Mar 30

Tuesday Morning DX commute

This morning on my way into work, I went about my normal routine, listening for various NET’s on 80 and 40m. One that I was listening to talked about band openings on 10, 15 and 20m. So I rolled my way down to 10 meter, which I have yet to work mobile and nothing. I then moved up to 15m and then BAM! CO6LC. He has got to be the loudest thing out of Cuba and he’s on the air often! Easily S9+10 to me in the car. After working him and obtaining a 58 report, I moved down the band slightly and worked IZ6BXV from Italy. Tony had a huge signal as well, and provided me a S9+5 report. Not bad for my 100 watts into a screwdriver antenna.

And then there was RL3A, a Radio club centered in Moscow just down the band from the Italian station. Slava, UA4HTT was operating a kilowatt into a 7x7x7 15m stack at his club station, which is probably his signal was so huge and how I got such a great report out of Russia. More information about their station is on their website, http://www.rl3a.ru.

Thanks Ore, Tony and Slava for a fun drive into work this morning.

Jul 03

ISO: Logging Software

With Field Day 2009 having ended almost 2 weeks ago, and the IARU contest next weekend, I’m finding myself in search of a new logging software.

Since my start in HF back in March, I’ve been using the first logger I started with, EasyLog 5. It’s a good clean program with alot if features, although having used WB3W’s Field Day logger, I’ve gotten a little used to the large text and simplified operation.

When it comes to contesting, it’s all about speed.
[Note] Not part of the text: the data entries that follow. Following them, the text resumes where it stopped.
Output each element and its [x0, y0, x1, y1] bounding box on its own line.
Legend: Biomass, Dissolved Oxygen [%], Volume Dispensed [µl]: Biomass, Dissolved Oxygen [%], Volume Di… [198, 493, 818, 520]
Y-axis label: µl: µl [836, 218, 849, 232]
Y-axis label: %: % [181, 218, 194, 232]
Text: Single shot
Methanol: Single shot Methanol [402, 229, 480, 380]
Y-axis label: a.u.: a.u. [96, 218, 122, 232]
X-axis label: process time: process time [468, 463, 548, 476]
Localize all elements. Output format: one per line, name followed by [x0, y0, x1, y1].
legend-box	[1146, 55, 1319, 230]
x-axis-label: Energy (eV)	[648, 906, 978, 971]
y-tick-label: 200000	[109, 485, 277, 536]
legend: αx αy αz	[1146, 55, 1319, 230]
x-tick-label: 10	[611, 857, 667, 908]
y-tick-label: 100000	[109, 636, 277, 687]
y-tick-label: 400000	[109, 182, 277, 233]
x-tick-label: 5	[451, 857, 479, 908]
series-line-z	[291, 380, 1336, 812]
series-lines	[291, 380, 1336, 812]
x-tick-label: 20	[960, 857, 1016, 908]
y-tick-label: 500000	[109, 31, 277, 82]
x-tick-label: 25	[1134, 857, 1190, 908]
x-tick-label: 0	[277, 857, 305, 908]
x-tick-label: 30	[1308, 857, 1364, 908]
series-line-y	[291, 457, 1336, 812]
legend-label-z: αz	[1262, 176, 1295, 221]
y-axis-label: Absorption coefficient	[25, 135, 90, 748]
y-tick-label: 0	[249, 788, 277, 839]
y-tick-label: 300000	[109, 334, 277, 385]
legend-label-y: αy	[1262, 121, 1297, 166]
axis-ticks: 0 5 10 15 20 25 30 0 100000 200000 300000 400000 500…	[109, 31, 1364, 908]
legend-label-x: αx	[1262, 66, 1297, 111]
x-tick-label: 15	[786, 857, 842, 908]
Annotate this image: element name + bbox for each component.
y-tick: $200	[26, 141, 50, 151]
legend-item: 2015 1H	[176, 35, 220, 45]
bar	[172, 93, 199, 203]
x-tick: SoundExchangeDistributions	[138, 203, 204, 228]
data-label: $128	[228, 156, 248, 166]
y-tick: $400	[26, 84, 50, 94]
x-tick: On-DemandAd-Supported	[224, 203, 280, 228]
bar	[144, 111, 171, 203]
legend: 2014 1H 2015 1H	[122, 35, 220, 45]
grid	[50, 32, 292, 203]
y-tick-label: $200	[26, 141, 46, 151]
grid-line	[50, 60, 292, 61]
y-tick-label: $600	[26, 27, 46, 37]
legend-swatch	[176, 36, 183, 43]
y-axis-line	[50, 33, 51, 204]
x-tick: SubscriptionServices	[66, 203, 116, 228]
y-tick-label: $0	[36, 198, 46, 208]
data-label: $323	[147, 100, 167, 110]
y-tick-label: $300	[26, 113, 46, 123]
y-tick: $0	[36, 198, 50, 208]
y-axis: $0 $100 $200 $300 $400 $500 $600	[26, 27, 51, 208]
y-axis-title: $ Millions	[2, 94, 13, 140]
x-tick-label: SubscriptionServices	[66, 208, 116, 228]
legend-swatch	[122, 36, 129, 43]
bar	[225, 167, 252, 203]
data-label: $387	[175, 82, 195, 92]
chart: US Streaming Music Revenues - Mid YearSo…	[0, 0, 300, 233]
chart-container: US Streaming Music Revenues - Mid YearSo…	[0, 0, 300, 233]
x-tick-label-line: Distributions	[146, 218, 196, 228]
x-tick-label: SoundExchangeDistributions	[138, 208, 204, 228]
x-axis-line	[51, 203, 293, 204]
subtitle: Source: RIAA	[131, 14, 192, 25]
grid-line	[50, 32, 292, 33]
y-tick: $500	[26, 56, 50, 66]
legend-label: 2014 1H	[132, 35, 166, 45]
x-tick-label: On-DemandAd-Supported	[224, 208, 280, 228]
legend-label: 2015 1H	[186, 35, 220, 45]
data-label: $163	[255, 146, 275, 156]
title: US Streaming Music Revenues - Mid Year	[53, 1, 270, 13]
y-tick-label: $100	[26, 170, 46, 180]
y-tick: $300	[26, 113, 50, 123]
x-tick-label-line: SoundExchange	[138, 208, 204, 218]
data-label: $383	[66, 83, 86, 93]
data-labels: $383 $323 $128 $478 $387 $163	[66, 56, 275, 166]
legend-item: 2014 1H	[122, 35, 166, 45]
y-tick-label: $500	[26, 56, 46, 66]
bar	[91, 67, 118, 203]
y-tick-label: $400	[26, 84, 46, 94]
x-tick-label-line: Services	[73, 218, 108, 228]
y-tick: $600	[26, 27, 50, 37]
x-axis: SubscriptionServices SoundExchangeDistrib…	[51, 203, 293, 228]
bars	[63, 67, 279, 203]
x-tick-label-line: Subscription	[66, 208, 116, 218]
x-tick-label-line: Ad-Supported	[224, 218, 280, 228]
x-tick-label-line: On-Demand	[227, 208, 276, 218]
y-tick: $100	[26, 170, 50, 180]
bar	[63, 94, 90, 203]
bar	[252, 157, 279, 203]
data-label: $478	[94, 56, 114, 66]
So I was on the search for a logging software that had a clean interface that was stable and pretty to look at. Kind of what you find in a relationship.. :) I also wanted something that did a lookup on the operator details when their callsign was entered. My eventual selection would also have to pull frequency from the radio as well.

I’m happy to say, I’ve found the logger that best suites my needs; N3FJP’s Amateur Contact Log v3.0. ACL (for short) is light, clean and fully customizable. Within minutes I had it polling frequency from my radio, resolving callsigns from the QRZ internet service and fully customized colors, input fields and the log view. It also has DX cluster with alerting built in as well. By browsing around a bit in the software, their appears to be a voice keyer as well as CW keyer with winkey support as well as an interface for Logbook Of The World (LoTW). For the $19 USD he’s asking for registering, I believe the software is well worth it.

In addition to the ACL, N3FJP also has an IARU logger which I will use next weekend.